Dès les premières pages, j’ai été happée par le style, sec, coupant, qui traduisait d’emblée la violence du propos. Une violence feutrée, sans coups portés, avec même des sourires et l’assentiment général, mais une violence terrible, sans doute d’autant plus douloureuse qu’elle se pare des voiles de la respectabilité, faisant passer la victime pour coupable. Une mise à mort symbolique qui se joue entre deux êtres, avec la bénédiction de ceux qui incarnent l’autorité. Une forme de piège lent et insidieux se refermant sur un individu pour l’étouffer mentalement, le réduire à l’impuissance, le priver de ses facultés de raisonner, l’amener à craindre la moindre de ses paroles, même la plus anodine, qui pourrait se retourner contre lui. Prendre l’ascendant sur cette personne et instiller dans son esprit qu’elle n’est pas là pour réfléchir, mais obéir et s’incliner. Lui faire oublier que le travail a un sens, négliger qu’il est une forme d’organisation collective pour ne plus devenir qu’une somme d’individualités réduites à effectuer les tâches qui leur sont dévolues sans jamais s’interroger sur ce qu’elles font.

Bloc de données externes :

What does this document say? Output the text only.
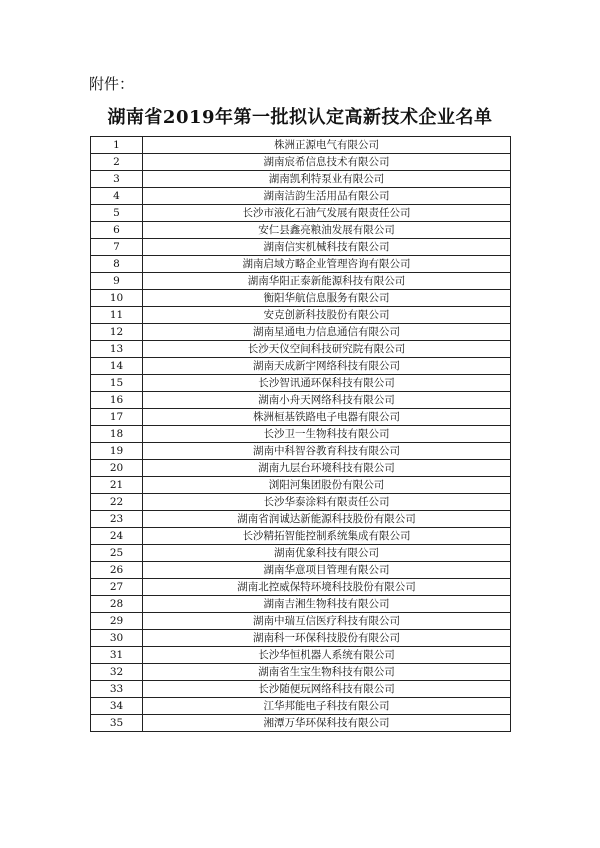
附件：
湖南省2019年第一批拟认定高新技术企业名单
1	株洲正源电气有限公司
2	湖南宸希信息技术有限公司
3	湖南凯利特泵业有限公司
4	湖南洁韵生活用品有限公司
5	长沙市液化石油气发展有限责任公司
6	安仁县鑫亮粮油发展有限公司
7	湖南信实机械科技有限公司
8	湖南启域方略企业管理咨询有限公司
9	湖南华阳正泰新能源科技有限公司
10	衡阳华航信息服务有限公司
11	安克创新科技股份有限公司
12	湖南星通电力信息通信有限公司
13	长沙天仪空间科技研究院有限公司
14	湖南天成新宇网络科技有限公司
15	长沙智讯通环保科技有限公司
16	湖南小舟天网络科技有限公司
17	株洲桓基铁路电子电器有限公司
18	长沙卫一生物科技有限公司
19	湖南中科智谷教育科技有限公司
20	湖南九层台环境科技有限公司
21	浏阳河集团股份有限公司
22	长沙华泰涂料有限责任公司
23	湖南省润诚达新能源科技股份有限公司
24	长沙精拓智能控制系统集成有限公司
25	湖南优象科技有限公司
26	湖南华意项目管理有限公司
27	湖南北控威保特环境科技股份有限公司
28	湖南吉湘生物科技有限公司
29	湖南中瑞互信医疗科技有限公司
30	湖南科一环保科技股份有限公司
31	长沙华恒机器人系统有限公司
32	湖南省生宝生物科技有限公司
33	长沙随便玩网络科技有限公司
34	江华邦能电子科技有限公司
35	湘潭万华环保科技有限公司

Un chef de service, Samuel Tison, est retrouvé mort sous un pont, battu à mort. Dans les locaux de la police, l’inspecteur Kerrelec interroge Alice Delcourt, qu’une lettre anonyme désigne comme la coupable de ce meurtre : elle a subi le harcèlement de cet homme et a fini par démissionner de son entreprise...
Jour après jour, elle raconte son histoire. Sa parole se libère et elle peut enfin dire l’enchaînement des événements, l’incompréhension, l’isolement, la perte des repères, la perte de confiance - en les autres et en elle-même.
Stéphanie Chaillou déroule tout le fil de ce qui se joue dans cette confrontation entre deux êtres. Elle pénètre au cœur des processus mentaux, elle dit combien au-delà de ce qui se passe entre ces deux personnes, quelque chose de beaucoup plus profond et sans doute de beaucoup plus grave advient : une inversion des valeurs, lorsque la loyauté, la qualité du travail, l’expérience, ne sont plus reconnues ; lorsque l’espace du travail est en perpétuelle recomposition, que l’on ne peut plus s’appuyer sur rien ni sur personne et qu’il se réduit à un leurre où chacun essaie de satisfaire ses ambitions personnelles en flattant sa hiérarchie ; elle dit l’incompréhension et l’effroi devant cette volonté de réduire l’autre à néant, elle dit la nécessité désespérée de renouer avec la raison et, plus encore, avec la conscience d’une humanité partagée.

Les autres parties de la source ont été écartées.